During the trial that begins Monday, attorney Robert Hall said he would call Tech's president, Charles Steger, and other top university officials to explain their actions the day 33 were killed on the Blacksburg campus, including the gunman. Hall said the parents wanted an apology for what he called the university's botched efforts after the first two killings occurred. He said he had new evidence that revealed further missteps.
The state is the lone defendant in the case. The trial is likely to last a week.
- Associated Press
9/11 families ask rules on remains
NEW YORK - Families of Sept. 11 victims on Sunday called for congressional hearings to establish federal protocols on how to handle human remains after disasters such as the terrorist acts that took thousands of lives in New York, Washington, and Pennsylvania.
At a news conference near the Sept. 11 memorial, family members spoke days after Pentagon officials revealed that partial remains of several victims were incinerated by a military contractor and sent to a landfill.
The families said they opposed a plan to place unidentified human remains of the New York victims in an underground repository of bedrock they say "desecrates" the memory of their loved ones.
Instead, they would like to see the remains encased in a tomb above ground as part of the memorial.

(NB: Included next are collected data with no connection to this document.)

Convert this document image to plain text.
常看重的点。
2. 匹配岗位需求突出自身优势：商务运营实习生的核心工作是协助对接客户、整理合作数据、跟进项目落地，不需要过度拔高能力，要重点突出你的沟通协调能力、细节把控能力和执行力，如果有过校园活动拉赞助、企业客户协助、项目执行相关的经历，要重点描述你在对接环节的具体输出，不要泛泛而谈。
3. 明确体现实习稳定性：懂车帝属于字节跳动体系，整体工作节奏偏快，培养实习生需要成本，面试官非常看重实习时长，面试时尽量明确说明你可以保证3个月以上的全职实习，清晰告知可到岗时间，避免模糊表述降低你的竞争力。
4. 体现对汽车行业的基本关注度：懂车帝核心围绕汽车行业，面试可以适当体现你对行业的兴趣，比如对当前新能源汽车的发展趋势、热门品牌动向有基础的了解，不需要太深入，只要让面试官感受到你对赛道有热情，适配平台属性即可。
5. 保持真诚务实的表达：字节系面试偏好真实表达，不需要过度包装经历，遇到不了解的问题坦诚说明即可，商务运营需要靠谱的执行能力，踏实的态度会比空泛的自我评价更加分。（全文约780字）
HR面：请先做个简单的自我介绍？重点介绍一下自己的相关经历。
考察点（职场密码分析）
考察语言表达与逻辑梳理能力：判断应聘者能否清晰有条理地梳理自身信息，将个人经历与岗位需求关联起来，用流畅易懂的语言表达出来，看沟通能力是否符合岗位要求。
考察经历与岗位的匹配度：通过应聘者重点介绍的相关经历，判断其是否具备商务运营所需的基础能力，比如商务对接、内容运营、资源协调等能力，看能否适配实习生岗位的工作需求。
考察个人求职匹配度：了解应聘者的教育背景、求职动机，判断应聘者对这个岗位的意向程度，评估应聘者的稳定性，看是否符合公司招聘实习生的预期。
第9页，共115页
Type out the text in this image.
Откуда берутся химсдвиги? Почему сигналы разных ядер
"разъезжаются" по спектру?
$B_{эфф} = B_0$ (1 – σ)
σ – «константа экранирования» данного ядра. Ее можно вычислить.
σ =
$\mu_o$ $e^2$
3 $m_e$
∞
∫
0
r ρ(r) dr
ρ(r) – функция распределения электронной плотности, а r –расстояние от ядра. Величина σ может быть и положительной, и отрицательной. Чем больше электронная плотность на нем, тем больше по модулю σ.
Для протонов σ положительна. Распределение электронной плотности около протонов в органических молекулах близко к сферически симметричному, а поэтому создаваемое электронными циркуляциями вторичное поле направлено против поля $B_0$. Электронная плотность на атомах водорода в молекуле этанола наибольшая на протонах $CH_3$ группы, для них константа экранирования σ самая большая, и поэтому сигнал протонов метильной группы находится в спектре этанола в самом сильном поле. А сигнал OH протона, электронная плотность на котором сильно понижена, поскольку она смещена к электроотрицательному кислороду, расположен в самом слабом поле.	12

The Sept. 11 memorial was dedicated on the 10th anniversary of the attacks last September. Work on the planned museum has ground to a halt because of a financial dispute. - Associated Press
Elsewhere:
Passengers on United Continental Holdings Inc. flights over the weekend faced delays and long telephone waits as United swallowed up Continental's operations, but the company says more flights were on time Sunday than Saturday. The company combined passenger reservations data, including frequent-flier accounts, from the two airlines early Saturday.